14-10-2013 (20:30)
"Was willst du denn jetzt noch wissen?“ fragt der Türhüter, „du bist unersättlich.“ „Alle streben doch nach dem Gesetz,“ sagt der Mann, „wieso kommt es, dass in den vielen Jahren niemand ausser mir Einlass verlangt hat?“ Der Türhüter erkennt, dass der Mann schon an seinem Ende ist, und, um sein vergehendes Gehör noch zu erreichen, brüllt er ihn an: „Hier konnte niemand sonst Einlass erhalten, denn dieser Eingang war nur für dich bestimmt. Ich gehe jetzt und schliesse ihn.“ (Franz Kafka, Vor dem Gesetz)
Drückt Kafka hier die Unfähigkeit des Menschen aus, den Entschluss für das "eigene Gesetz", das eigene Leben, zu wählen, weil ihm der Mut und so auch das Wissen fehlt?
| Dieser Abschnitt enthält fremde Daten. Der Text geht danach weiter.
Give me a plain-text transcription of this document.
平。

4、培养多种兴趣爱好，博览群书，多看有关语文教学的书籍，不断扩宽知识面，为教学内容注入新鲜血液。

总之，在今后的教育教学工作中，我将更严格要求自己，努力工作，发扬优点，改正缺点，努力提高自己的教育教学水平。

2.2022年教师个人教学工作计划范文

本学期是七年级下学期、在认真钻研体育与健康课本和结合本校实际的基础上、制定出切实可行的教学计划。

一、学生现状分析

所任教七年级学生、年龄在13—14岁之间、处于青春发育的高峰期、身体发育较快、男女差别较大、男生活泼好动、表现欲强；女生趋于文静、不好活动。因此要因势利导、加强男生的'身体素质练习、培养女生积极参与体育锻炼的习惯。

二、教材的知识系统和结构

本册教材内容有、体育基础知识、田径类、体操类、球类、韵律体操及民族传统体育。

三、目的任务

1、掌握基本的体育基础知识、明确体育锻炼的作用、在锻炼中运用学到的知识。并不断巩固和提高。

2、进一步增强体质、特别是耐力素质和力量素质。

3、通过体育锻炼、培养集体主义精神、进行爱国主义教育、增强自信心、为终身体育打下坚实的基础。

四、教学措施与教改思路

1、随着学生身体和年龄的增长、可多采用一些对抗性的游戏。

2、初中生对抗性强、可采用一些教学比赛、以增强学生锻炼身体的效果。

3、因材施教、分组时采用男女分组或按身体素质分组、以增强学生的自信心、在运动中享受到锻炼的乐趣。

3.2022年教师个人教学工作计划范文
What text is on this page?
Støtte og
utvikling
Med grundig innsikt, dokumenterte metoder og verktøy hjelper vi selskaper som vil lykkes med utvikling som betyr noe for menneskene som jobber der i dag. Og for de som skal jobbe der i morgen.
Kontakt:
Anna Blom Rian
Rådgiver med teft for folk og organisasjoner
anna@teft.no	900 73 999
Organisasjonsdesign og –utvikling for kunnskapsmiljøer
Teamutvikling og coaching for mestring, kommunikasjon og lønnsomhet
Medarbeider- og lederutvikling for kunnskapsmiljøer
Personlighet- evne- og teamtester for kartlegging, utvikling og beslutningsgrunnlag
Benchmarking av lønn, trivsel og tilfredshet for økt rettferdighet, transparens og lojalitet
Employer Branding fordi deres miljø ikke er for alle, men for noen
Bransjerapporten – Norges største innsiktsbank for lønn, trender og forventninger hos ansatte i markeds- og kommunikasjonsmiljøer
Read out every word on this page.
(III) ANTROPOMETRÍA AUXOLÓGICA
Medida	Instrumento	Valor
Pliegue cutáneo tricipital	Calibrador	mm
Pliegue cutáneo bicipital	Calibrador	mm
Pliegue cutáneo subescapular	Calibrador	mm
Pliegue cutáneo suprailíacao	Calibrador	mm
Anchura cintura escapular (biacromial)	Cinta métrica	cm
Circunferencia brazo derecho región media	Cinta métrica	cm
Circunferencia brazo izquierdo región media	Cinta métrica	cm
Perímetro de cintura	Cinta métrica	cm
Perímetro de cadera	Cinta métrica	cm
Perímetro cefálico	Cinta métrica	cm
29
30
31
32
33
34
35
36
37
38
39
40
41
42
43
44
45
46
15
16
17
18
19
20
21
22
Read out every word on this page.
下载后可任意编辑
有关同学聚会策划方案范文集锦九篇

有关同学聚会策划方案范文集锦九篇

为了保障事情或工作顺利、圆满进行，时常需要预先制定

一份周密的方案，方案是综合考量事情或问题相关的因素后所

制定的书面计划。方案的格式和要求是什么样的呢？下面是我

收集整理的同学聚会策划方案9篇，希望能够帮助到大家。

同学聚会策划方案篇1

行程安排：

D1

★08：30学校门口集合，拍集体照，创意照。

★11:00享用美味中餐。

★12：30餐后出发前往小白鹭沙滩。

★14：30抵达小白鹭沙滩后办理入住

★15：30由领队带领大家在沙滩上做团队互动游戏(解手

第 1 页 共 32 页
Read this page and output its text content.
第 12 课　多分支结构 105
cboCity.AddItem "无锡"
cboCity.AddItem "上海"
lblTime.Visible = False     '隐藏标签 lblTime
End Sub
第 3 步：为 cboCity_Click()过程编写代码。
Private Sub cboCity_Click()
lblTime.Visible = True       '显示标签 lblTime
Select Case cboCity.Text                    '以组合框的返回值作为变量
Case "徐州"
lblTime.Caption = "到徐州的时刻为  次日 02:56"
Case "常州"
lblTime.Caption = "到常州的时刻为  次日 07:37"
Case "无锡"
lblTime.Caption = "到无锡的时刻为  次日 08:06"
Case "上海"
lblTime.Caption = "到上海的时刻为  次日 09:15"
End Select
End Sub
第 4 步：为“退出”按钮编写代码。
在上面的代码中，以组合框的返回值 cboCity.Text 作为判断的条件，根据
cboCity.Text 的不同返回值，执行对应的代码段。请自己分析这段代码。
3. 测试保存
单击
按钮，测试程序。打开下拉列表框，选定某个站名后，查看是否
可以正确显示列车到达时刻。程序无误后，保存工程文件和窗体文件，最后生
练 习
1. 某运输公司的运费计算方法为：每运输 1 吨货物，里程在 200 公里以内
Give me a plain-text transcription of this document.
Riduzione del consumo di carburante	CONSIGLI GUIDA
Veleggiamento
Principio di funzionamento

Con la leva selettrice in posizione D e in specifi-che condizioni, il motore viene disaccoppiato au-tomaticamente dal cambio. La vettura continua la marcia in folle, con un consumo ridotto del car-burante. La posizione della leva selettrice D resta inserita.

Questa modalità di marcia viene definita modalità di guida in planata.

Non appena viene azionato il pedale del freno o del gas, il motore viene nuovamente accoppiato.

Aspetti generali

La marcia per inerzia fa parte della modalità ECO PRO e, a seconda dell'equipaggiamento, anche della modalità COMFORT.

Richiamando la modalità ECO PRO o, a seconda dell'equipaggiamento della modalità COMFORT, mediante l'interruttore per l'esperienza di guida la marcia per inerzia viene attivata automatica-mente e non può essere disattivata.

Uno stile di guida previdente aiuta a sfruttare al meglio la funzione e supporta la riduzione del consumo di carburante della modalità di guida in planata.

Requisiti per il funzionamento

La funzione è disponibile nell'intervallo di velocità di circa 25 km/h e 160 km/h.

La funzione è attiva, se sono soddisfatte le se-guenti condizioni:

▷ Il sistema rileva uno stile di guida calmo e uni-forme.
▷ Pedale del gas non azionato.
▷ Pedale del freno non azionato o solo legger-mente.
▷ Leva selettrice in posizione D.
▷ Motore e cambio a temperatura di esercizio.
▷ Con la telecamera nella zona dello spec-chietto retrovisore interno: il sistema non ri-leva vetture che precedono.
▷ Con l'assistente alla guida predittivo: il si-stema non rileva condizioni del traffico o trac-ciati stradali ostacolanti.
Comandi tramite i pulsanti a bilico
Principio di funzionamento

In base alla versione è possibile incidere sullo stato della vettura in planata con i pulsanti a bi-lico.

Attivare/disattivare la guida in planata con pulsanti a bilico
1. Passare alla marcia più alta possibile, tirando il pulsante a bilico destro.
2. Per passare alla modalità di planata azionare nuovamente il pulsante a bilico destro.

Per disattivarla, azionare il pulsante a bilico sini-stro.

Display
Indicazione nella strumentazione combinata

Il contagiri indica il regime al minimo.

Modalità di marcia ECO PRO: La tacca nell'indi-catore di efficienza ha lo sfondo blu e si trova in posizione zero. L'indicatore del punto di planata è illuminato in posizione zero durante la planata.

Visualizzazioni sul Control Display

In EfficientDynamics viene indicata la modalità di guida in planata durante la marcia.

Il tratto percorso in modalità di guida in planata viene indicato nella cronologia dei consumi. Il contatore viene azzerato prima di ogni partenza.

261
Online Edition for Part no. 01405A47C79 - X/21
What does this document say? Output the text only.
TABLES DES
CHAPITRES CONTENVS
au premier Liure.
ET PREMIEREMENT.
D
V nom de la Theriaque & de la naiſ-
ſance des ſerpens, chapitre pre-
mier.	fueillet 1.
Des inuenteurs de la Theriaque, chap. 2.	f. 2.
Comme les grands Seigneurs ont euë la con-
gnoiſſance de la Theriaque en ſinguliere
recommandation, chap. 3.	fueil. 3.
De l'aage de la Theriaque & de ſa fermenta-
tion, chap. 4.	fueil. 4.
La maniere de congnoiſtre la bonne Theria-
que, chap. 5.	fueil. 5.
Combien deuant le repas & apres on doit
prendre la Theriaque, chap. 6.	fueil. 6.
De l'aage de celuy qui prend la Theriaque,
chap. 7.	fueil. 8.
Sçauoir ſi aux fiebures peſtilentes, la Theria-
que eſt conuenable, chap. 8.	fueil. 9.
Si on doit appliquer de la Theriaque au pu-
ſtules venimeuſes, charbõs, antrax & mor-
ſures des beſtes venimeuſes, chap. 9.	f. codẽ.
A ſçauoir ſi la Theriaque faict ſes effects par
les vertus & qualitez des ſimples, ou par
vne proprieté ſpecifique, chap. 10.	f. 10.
Wie in der Erwartung des Unerfüllten, im Geheimnis des Unergründlichen, im Scheitern jedes Versuches das Ziel zu erreichen, aber auch darauf zu verzichten, das Werk Kafkas seine Bedeutung gewinnt und in der Lüge dieser Welt Kafka ihre Wahrheit bewahrt, in der Hoffnungslosigkeit ihre Hoffnung, und so die Frage des Wissens um das Gesetz zum Paradigma der condition humaine der Modernewird, ist das Thema des ersten Abendvortrags in der Reihe "100 Jahre jüdische Denker".
Eveline Goodman-Thau, 1934 in Wien geboren, ist Professorin für jüdische Religions- und Geistesgeschichte und bezeichnet sich selbst als "unorthodoxe Rabbinerin", wenngleich ohne formell anerkannte Ordination. Sie ist die Gründerin der Hermann-Cohen-Akademie für Religion, Wissenschaft und Kunst in Buchen (Odenwald).